Partout dans le monde, les filles ne se sentent pas en sécurité en ligne
Selon une enquête menée par Plan International et CNN, une fille sur dix est confrontée à des comportements abusifs de manière répétitive.
On ne sait que trop bien que la sécurité en ligne et les comportements abusifs demeurent un problème dans notre pays. Mais une nouvelle enquête internationale, pour laquelle Plan International et l'émission ‘As Equals’ de CNN ont uni leurs efforts, révèle qu'il s'agit d'un problème mondial. En effet, près de 40 % des filles et des jeunes femmes âgées de 13 à 24 ans dans neuf pays étudiés en Amérique du Sud, en Afrique et en Asie déclarent être harcelées au moins une fois par mois.

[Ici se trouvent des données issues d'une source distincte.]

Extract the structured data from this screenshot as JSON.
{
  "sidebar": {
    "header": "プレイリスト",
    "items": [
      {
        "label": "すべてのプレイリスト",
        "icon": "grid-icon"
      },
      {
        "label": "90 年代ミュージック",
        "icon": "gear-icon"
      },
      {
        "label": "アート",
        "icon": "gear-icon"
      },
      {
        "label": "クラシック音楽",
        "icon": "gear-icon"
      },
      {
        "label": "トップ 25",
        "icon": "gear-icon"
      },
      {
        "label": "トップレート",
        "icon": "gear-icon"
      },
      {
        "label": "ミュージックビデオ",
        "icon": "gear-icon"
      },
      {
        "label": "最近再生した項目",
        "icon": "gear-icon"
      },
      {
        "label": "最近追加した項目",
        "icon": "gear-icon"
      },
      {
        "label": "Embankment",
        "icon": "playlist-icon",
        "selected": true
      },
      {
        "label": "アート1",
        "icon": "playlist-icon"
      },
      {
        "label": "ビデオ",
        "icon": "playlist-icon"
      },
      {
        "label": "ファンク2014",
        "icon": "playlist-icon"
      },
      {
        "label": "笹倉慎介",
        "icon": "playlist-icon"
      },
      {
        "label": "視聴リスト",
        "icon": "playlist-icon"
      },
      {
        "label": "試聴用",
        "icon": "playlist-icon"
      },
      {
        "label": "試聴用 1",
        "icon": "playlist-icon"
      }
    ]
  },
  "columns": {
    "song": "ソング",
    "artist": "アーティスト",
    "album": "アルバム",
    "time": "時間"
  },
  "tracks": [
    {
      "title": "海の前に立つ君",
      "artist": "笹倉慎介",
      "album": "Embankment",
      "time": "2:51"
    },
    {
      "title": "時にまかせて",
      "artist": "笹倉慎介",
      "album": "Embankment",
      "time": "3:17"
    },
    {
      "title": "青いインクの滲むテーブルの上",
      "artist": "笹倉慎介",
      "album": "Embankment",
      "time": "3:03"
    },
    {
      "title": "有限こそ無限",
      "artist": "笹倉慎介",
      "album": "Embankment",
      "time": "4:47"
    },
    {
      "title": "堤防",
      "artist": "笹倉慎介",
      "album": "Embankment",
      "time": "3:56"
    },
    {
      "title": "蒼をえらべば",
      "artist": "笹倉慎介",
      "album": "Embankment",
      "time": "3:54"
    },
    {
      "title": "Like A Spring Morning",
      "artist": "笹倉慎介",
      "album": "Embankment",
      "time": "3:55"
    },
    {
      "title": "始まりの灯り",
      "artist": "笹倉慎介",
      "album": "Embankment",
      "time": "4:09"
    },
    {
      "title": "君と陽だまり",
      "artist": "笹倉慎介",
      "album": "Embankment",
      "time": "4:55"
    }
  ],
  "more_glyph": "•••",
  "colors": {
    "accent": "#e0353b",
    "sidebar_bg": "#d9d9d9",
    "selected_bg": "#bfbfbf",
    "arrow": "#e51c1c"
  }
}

L’enquête Building Digital Resilience, menée en Bolivie, au Brésil, en Colombie, au Burkina Faso, au Kenya, au Malawi, au Népal, aux Philippines et au Timor-Leste, révèle également que 75 % des filles interrogées ont déjà vécu des expériences préjudiciables en ligne. Près de la moitié des personnes interrogées (44 %) ont déclaré avoir vu ou reçu des images ou des vidéos sexuelles non désirées, et une personne sur quatre (25 %) a été victime de discrimination ou de discours de haine. 11 % des personnes interrogées ont vécu (presque) quotidiennement des expériences néfastes en ligne.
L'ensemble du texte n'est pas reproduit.